You need to start planning early for your retirement if you have not already. If you are sitting content because your company provides a pension plan or a fat gratuity, then you are doing it wrong. You should always plan for your retirement life. You should set aside some amount of your income in equity or balanced mutual funds and allow it to grow. A good way to do this is by choosing one from the list of best SIP plans, that way you would invest regularly and would eventually become financially disciplined.

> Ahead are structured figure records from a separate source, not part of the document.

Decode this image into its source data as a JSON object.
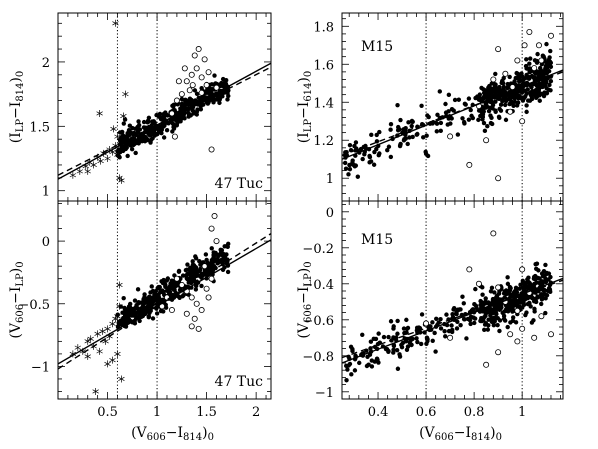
{
  "chart_data": [
    {
      "id": "tl",
      "type": "scatter",
      "annotation": "47 Tuc",
      "xlim": [
        0,
        2.15
      ],
      "ylim": [
        0.92,
        2.38
      ],
      "xticks": [
        0.5,
        1,
        1.5,
        2
      ],
      "yticks": [
        1,
        1.5,
        2
      ],
      "ylabel_main": "(I",
      "ylabel_sub1": "LP",
      "ylabel_mid": "−I",
      "ylabel_sub2": "814",
      "ylabel_end": ")",
      "ylabel_sub3": "0",
      "vlines": [
        0.6,
        1.0
      ],
      "fit_solid": [
        [
          0,
          1.09
        ],
        [
          2.15,
          1.99
        ]
      ],
      "fit_dashed": [
        [
          0,
          1.12
        ],
        [
          2.15,
          1.96
        ]
      ],
      "main": {
        "x0": 0.6,
        "x1": 1.72,
        "a": 1.09,
        "b": 0.42,
        "n": 420,
        "sd": 0.05,
        "seed": 11
      },
      "stars": [
        [
          0.15,
          1.12
        ],
        [
          0.22,
          1.15
        ],
        [
          0.28,
          1.19
        ],
        [
          0.32,
          1.22
        ],
        [
          0.36,
          1.2
        ],
        [
          0.4,
          1.26
        ],
        [
          0.43,
          1.23
        ],
        [
          0.46,
          1.29
        ],
        [
          0.5,
          1.25
        ],
        [
          0.52,
          1.32
        ],
        [
          0.55,
          1.3
        ],
        [
          0.58,
          1.35
        ],
        [
          0.6,
          1.42
        ],
        [
          0.56,
          1.48
        ],
        [
          0.62,
          1.1
        ],
        [
          0.66,
          1.58
        ],
        [
          0.42,
          1.6
        ],
        [
          0.58,
          2.3
        ],
        [
          0.68,
          1.75
        ],
        [
          0.64,
          1.08
        ],
        [
          0.3,
          1.15
        ],
        [
          0.6,
          1.28
        ]
      ],
      "open": [
        [
          1.25,
          1.75
        ],
        [
          1.3,
          1.85
        ],
        [
          1.35,
          1.9
        ],
        [
          1.38,
          2.05
        ],
        [
          1.4,
          1.95
        ],
        [
          1.42,
          2.1
        ],
        [
          1.45,
          1.88
        ],
        [
          1.48,
          2.02
        ],
        [
          1.5,
          1.82
        ],
        [
          1.33,
          1.78
        ],
        [
          1.28,
          1.95
        ],
        [
          1.52,
          1.92
        ],
        [
          1.2,
          1.7
        ],
        [
          1.6,
          1.8
        ],
        [
          1.55,
          1.32
        ],
        [
          1.15,
          1.6
        ],
        [
          1.22,
          1.85
        ],
        [
          1.45,
          1.76
        ],
        [
          1.36,
          1.82
        ],
        [
          1.18,
          1.42
        ]
      ]
    },
    {
      "id": "tr",
      "type": "scatter",
      "annotation": "M15",
      "xlim": [
        0.25,
        1.17
      ],
      "ylim": [
        0.88,
        1.87
      ],
      "xticks": [
        0.4,
        0.6,
        0.8,
        1
      ],
      "yticks": [
        1,
        1.2,
        1.4,
        1.6,
        1.8
      ],
      "ylabel_main": "(I",
      "ylabel_sub1": "LP",
      "ylabel_mid": "−I",
      "ylabel_sub2": "614",
      "ylabel_end": ")",
      "ylabel_sub3": "0",
      "vlines": [
        0.6,
        1.0
      ],
      "fit_solid": [
        [
          0.25,
          1.1
        ],
        [
          1.17,
          1.57
        ]
      ],
      "fit_dashed": [
        [
          0.25,
          1.12
        ],
        [
          1.17,
          1.56
        ]
      ],
      "main": {
        "x0": 0.26,
        "x1": 1.12,
        "a": 0.97,
        "b": 0.51,
        "n": 520,
        "sd": 0.055,
        "seed": 23,
        "dense_from": 0.82,
        "dense_frac": 0.55
      },
      "stars": [],
      "open": [
        [
          0.9,
          1.68
        ],
        [
          0.93,
          1.55
        ],
        [
          0.98,
          1.62
        ],
        [
          1.01,
          1.7
        ],
        [
          1.03,
          1.77
        ],
        [
          1.07,
          1.7
        ],
        [
          1.12,
          1.75
        ],
        [
          0.88,
          1.52
        ],
        [
          0.95,
          1.35
        ],
        [
          0.85,
          1.2
        ],
        [
          0.78,
          1.07
        ],
        [
          0.9,
          1.0
        ],
        [
          0.7,
          1.22
        ],
        [
          1.0,
          1.3
        ],
        [
          0.96,
          1.48
        ],
        [
          1.05,
          1.58
        ],
        [
          0.82,
          1.38
        ],
        [
          1.08,
          1.62
        ]
      ]
    },
    {
      "id": "bl",
      "type": "scatter",
      "annotation": "47 Tuc",
      "xlim": [
        0,
        2.15
      ],
      "ylim": [
        -1.26,
        0.32
      ],
      "xticks": [
        0.5,
        1,
        1.5,
        2
      ],
      "yticks": [
        -1,
        -0.5,
        0
      ],
      "xtick_labels": [
        "0.5",
        "1",
        "1.5",
        "2"
      ],
      "ytick_labels": [
        "−1",
        "−0.5",
        "0"
      ],
      "ylabel_main": "(V",
      "ylabel_sub1": "606",
      "ylabel_mid": "−I",
      "ylabel_sub2": "LP",
      "ylabel_end": ")",
      "ylabel_sub3": "0",
      "xlabel_main": "(V",
      "xlabel_sub1": "606",
      "xlabel_mid": "−I",
      "xlabel_sub2": "814",
      "xlabel_end": ")",
      "xlabel_sub3": "0",
      "vlines": [
        0.6,
        1.0
      ],
      "fit_solid": [
        [
          0,
          -0.98
        ],
        [
          2.15,
          0.01
        ]
      ],
      "fit_dashed": [
        [
          0,
          -1.02
        ],
        [
          2.15,
          0.06
        ]
      ],
      "main": {
        "x0": 0.6,
        "x1": 1.72,
        "a": -0.94,
        "b": 0.48,
        "n": 420,
        "sd": 0.055,
        "seed": 37
      },
      "stars": [
        [
          0.15,
          -0.9
        ],
        [
          0.2,
          -0.85
        ],
        [
          0.25,
          -0.88
        ],
        [
          0.3,
          -0.8
        ],
        [
          0.33,
          -0.78
        ],
        [
          0.36,
          -0.84
        ],
        [
          0.4,
          -0.74
        ],
        [
          0.42,
          -0.88
        ],
        [
          0.45,
          -0.72
        ],
        [
          0.48,
          -0.8
        ],
        [
          0.5,
          -0.7
        ],
        [
          0.52,
          -0.76
        ],
        [
          0.55,
          -0.66
        ],
        [
          0.58,
          -0.62
        ],
        [
          0.6,
          -0.6
        ],
        [
          0.62,
          -0.52
        ],
        [
          0.55,
          -0.95
        ],
        [
          0.6,
          -0.9
        ],
        [
          0.64,
          -1.1
        ],
        [
          0.38,
          -1.2
        ],
        [
          0.3,
          -0.92
        ],
        [
          0.5,
          -0.98
        ],
        [
          0.62,
          -0.35
        ]
      ],
      "open": [
        [
          1.2,
          -0.3
        ],
        [
          1.25,
          -0.35
        ],
        [
          1.3,
          -0.4
        ],
        [
          1.35,
          -0.45
        ],
        [
          1.4,
          -0.5
        ],
        [
          1.45,
          -0.55
        ],
        [
          1.5,
          -0.38
        ],
        [
          1.38,
          -0.62
        ],
        [
          1.42,
          -0.7
        ],
        [
          1.35,
          -0.68
        ],
        [
          1.48,
          -0.2
        ],
        [
          1.55,
          -0.3
        ],
        [
          1.6,
          0.0
        ],
        [
          1.58,
          0.2
        ],
        [
          1.55,
          0.1
        ],
        [
          1.05,
          -0.52
        ],
        [
          1.1,
          -0.45
        ],
        [
          1.15,
          -0.55
        ],
        [
          1.3,
          -0.58
        ],
        [
          1.52,
          -0.45
        ]
      ]
    },
    {
      "id": "br",
      "type": "scatter",
      "annotation": "M15",
      "xlim": [
        0.25,
        1.17
      ],
      "ylim": [
        -1.04,
        0.06
      ],
      "xticks": [
        0.4,
        0.6,
        0.8,
        1
      ],
      "yticks": [
        -1,
        -0.8,
        -0.6,
        -0.4,
        -0.2,
        0
      ],
      "xtick_labels": [
        "0.4",
        "0.6",
        "0.8",
        "1"
      ],
      "ytick_labels": [
        "−1",
        "−0.8",
        "−0.6",
        "−0.4",
        "−0.2",
        "0"
      ],
      "ylabel_main": "(V",
      "ylabel_sub1": "606",
      "ylabel_mid": "−I",
      "ylabel_sub2": "LP",
      "ylabel_end": ")",
      "ylabel_sub3": "0",
      "xlabel_main": "(V",
      "xlabel_sub1": "606",
      "xlabel_mid": "−I",
      "xlabel_sub2": "814",
      "xlabel_end": ")",
      "xlabel_sub3": "0",
      "vlines": [
        0.6,
        1.0
      ],
      "fit_solid": [
        [
          0.25,
          -0.84
        ],
        [
          1.17,
          -0.37
        ]
      ],
      "fit_dashed": [
        [
          0.25,
          -0.81
        ],
        [
          1.17,
          -0.38
        ]
      ],
      "main": {
        "x0": 0.26,
        "x1": 1.12,
        "a": -0.97,
        "b": 0.5,
        "n": 520,
        "sd": 0.055,
        "seed": 53,
        "dense_from": 0.82,
        "dense_frac": 0.55
      },
      "stars": [],
      "open": [
        [
          0.78,
          -0.32
        ],
        [
          0.88,
          -0.12
        ],
        [
          0.9,
          -0.42
        ],
        [
          0.93,
          -0.5
        ],
        [
          0.98,
          -0.55
        ],
        [
          1.0,
          -0.32
        ],
        [
          1.03,
          -0.45
        ],
        [
          1.08,
          -0.58
        ],
        [
          1.12,
          -0.68
        ],
        [
          0.85,
          -0.85
        ],
        [
          0.9,
          -0.78
        ],
        [
          0.98,
          -0.72
        ],
        [
          1.0,
          -0.65
        ],
        [
          0.7,
          -0.7
        ],
        [
          0.6,
          -0.62
        ],
        [
          0.82,
          -0.4
        ],
        [
          1.05,
          -0.7
        ],
        [
          0.95,
          -0.68
        ]
      ]
    }
  ]
}
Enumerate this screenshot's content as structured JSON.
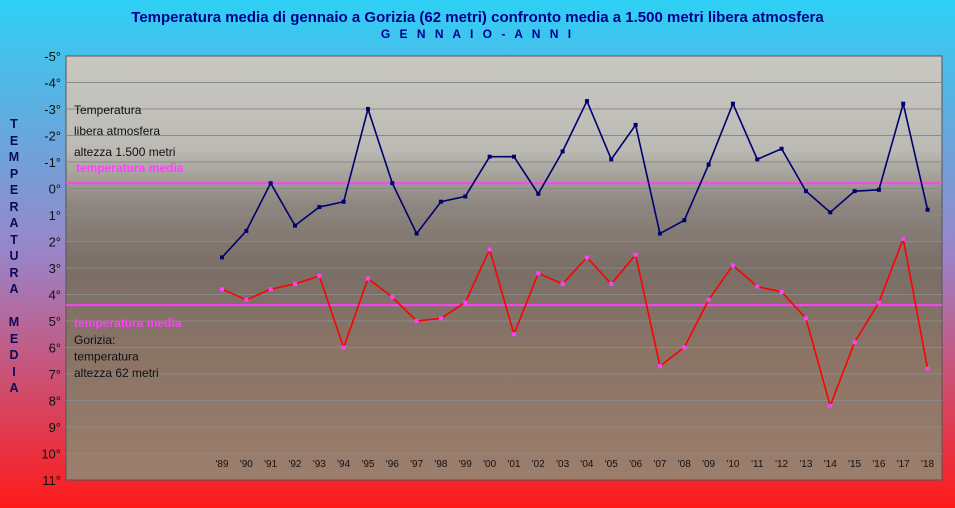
{
  "title": "Temperatura media di gennaio a Gorizia (62 metri) confronto media a 1.500 metri libera atmosfera",
  "subtitle": "G E N N A I O   -   A N N I",
  "ylabel_letters": [
    "T",
    "E",
    "M",
    "P",
    "E",
    "R",
    "A",
    "T",
    "U",
    "R",
    "A",
    "",
    "M",
    "E",
    "D",
    "I",
    "A"
  ],
  "annotations": {
    "upper_label": [
      "Temperatura",
      "libera atmosfera",
      "altezza 1.500 metri"
    ],
    "upper_mean_label": "temperatura media",
    "lower_mean_label": "temperatura media",
    "lower_label": [
      "Gorizia:",
      "temperatura",
      "altezza  62 metri"
    ]
  },
  "colors": {
    "background_top": "#2ed0f5",
    "background_bottom": "#ff1a1a",
    "series_upper": "#00006e",
    "series_lower": "#ff0000",
    "mean_line": "#ff40ff",
    "title": "#00008b"
  },
  "chart_data": {
    "type": "line",
    "title": "Temperatura media di gennaio a Gorizia (62 metri) confronto media a 1.500 metri libera atmosfera",
    "subtitle": "G E N N A I O   -   A N N I",
    "ylabel": "TEMPERATURA MEDIA",
    "y_axis_inverted": true,
    "ylim": [
      -5,
      11
    ],
    "y_ticks": [
      -5,
      -4,
      -3,
      -2,
      -1,
      0,
      1,
      2,
      3,
      4,
      5,
      6,
      7,
      8,
      9,
      10,
      11
    ],
    "y_tick_labels": [
      "-5°",
      "-4°",
      "-3°",
      "-2°",
      "-1°",
      "0°",
      "1°",
      "2°",
      "3°",
      "4°",
      "5°",
      "6°",
      "7°",
      "8°",
      "9°",
      "10°",
      "11°"
    ],
    "grid": "horizontal",
    "x": [
      "'89",
      "'90",
      "'91",
      "'92",
      "'93",
      "'94",
      "'95",
      "'96",
      "'97",
      "'98",
      "'99",
      "'00",
      "'01",
      "'02",
      "'03",
      "'04",
      "'05",
      "'06",
      "'07",
      "'08",
      "'09",
      "'10",
      "'11",
      "'12",
      "'13",
      "'14",
      "'15",
      "'16",
      "'17",
      "'18"
    ],
    "series": [
      {
        "values": [
          2.6,
          1.6,
          -0.2,
          1.4,
          0.7,
          0.5,
          -3.0,
          -0.2,
          1.7,
          0.5,
          0.3,
          -1.2,
          -1.2,
          0.2,
          -1.4,
          -3.3,
          -1.1,
          -2.4,
          1.7,
          1.2,
          -0.9,
          -3.2,
          -1.1,
          -1.5,
          0.1,
          0.9,
          0.1,
          0.05,
          -3.2,
          0.8
        ]
      },
      {
        "values": [
          3.8,
          4.2,
          3.8,
          3.6,
          3.3,
          6.0,
          3.4,
          4.1,
          5.0,
          4.9,
          4.3,
          2.3,
          5.5,
          3.2,
          3.6,
          2.6,
          3.6,
          2.5,
          6.7,
          6.0,
          4.2,
          2.9,
          3.7,
          3.9,
          4.9,
          8.2,
          5.8,
          4.3,
          1.9,
          6.8
        ]
      }
    ],
    "mean_lines": [
      {
        "value": -0.2,
        "label": "temperatura media"
      },
      {
        "value": 4.4,
        "label": "temperatura media"
      }
    ]
  }
}
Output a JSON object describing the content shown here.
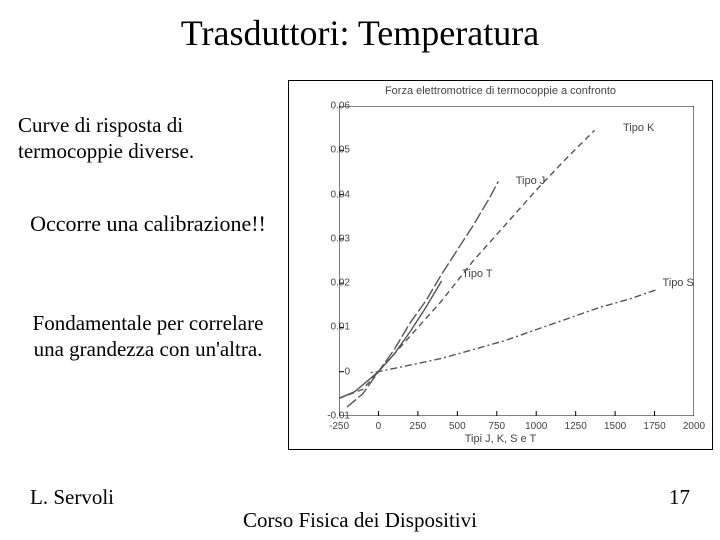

Financial planners generally suggest targeting a retirement corpus which is around 20 times your annual income. Some also feel like 30 times could serve better as that would cover for market inflation. Keep in mind that the money you put aside for retirement savings should not clash with your short or medium-term goals like children's education, home, etc. The retirement corpus is to be touched only after you stop earning.

If your financial situation does not allow you to make such investments right now, still, you should put aside as much as you can and as your income increases, add more to your existing investments.

You could also go for some pension schemes from various investment houses or insurance provides. A PPF account is also a good option to consider.

Few points to keep in mind:

·         Keep your short-term and medium-term financial goals separate from long-term goals. Also, keep your insurances separate.
·         Cater to your needs and push back your wants as much as you can.
·         Invest smartly- research well and choose your investment plans wisely.
·         Stop living on credit cards.
·         Try complimenting your income by getting a second income.
·         Build up assets and pay your liabilities.
·         Follow a budget.
·         Maintain financial discipline.